Wednesday, August 7, 2013

Network of apple cultivars

As is always emphasized in this blog, it is best to explore the nature of any phylogenetic dataset, before proceeding to a formal data analysis. Usually, I discuss examples where important insights are revealed by using a phylogenetic network as a form of Exploratory Data Analysis. Here, instead, I note an example where there are few noteworthy features, in addition to those emphasized by the phylogenetic tree — some datasets really are tree-like.

The paper under discussion is:
Nikiforova S.V., Cavalieri D., Velasco R., Goremykin V. (2013) Phylogenetic analysis of 47 chloroplast genomes clarifies the contribution of wild species to the domesticated apple maternal line. Molecular Biology & Evolution 30: 1751-1760.

The data involve 47 chloroplast genomes from cultivated apple varieties and wild apple species (genus Malus). The nucleotide alignment is 134,553 bp; and the dataset is available in the Dryad database.

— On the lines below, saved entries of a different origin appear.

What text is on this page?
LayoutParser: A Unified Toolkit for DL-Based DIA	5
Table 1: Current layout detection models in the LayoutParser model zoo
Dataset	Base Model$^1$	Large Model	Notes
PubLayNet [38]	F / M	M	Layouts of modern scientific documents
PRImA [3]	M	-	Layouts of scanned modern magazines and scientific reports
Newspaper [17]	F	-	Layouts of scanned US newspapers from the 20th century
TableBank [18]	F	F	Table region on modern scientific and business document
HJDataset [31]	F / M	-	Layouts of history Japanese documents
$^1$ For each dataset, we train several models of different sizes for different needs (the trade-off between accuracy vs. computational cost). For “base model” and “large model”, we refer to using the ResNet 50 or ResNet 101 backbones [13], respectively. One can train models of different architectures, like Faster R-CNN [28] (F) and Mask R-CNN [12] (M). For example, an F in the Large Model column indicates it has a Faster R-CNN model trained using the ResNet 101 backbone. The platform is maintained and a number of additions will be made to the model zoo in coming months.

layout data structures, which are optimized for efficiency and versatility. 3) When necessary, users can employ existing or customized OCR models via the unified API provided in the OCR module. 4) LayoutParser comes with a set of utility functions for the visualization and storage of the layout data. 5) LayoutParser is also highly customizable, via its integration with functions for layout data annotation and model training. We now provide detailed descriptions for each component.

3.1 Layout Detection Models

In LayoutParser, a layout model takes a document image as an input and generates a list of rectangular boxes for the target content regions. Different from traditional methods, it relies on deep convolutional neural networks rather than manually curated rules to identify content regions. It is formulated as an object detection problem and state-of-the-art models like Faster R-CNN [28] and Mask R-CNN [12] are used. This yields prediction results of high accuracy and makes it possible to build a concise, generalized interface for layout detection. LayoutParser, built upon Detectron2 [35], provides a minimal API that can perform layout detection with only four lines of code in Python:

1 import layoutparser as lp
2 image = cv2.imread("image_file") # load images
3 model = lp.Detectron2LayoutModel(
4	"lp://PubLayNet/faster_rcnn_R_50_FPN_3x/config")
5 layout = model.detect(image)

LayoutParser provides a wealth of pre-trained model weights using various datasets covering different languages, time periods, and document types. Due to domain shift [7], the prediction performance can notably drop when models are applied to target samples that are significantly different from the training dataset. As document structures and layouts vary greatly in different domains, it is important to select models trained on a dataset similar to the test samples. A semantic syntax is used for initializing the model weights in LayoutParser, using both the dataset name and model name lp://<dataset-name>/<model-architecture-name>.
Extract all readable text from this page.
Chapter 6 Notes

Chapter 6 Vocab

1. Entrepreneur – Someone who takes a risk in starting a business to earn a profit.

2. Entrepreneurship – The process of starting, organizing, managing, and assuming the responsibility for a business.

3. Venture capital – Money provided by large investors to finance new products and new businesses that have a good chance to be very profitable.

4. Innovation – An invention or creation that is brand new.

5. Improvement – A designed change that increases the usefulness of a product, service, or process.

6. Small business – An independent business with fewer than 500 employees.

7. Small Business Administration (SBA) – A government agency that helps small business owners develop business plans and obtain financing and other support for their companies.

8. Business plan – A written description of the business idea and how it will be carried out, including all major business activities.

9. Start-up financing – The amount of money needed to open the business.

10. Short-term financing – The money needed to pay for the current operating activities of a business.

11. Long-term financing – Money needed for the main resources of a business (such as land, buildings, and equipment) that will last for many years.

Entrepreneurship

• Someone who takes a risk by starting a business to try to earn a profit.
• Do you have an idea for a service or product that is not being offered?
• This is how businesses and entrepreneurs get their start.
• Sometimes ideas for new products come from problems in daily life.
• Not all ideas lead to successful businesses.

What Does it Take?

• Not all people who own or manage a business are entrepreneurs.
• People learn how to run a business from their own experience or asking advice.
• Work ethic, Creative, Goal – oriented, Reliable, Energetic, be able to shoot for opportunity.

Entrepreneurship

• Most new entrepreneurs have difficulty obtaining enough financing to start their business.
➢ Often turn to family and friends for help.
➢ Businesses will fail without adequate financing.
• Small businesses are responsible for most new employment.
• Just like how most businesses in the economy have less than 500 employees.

The authors did check some of the basic assumptions of their proposed phylogenetic analysis, such as whether the nucleotide substitutions are saturated and whether the nucleotide composition is homogeneous. The authors conclude that the data are very well-behaved: the alignment is unproblematic, so there is no ambiguity about homology; the P-distances = the corrected distances, so that it is unimportant which nucleotide substitution model is chosen; the nucleotide composition is homogeneous; and most of the site variation is binary. The authors conclude that: "phylogenetic signal is well preserved in the data and is not distorted by multiple substitutions and strong compositional bias."

This does not, however, examine whether the phylogenetic signal is tree-like or not. This is best done with a phylogenetic network. So, I have used a NeighborNet network based on the P-distances, as shown below.

NeighborNet network,
with some of the labels (names and bootstrap values) reproduced from the original tree.

In their tree-based analysis (a bootstrapped maximum-likelihood tree) the authors recognize five monophyletic groups (labeled A to E) plus the outgroup Pyrus. The network reveals that the major groups (A–E) are tree-like except for three things:
  1. the A + B grouping has 87% bootstrap support in the tree-based analysis but is not supported by the network analysis;
  2. the grouping of M. zhaojiaoensis with group C has 90% bootstrap support in the tree-based analysis but is not supported by the network analysis;
  3. the relationship of M. fusca and M. micromalus to group A is not clear in the network.
Points (1) and (2) indicate that only branches with 100% bootstrap values (nothing less) are well-supported by the data. Indeed, the branches with 90% and 87% support are very short branches, so there is no significant character data support.

For point (3), the tree-building analysis makes a somewhat arbitrary decision to resolve the conflicting relationships — it shows M. fusca as the sister to group A, but it includes M. micromalus within the group.

Otherwise, the authors' confidence in their tree-based results seems to be well justified.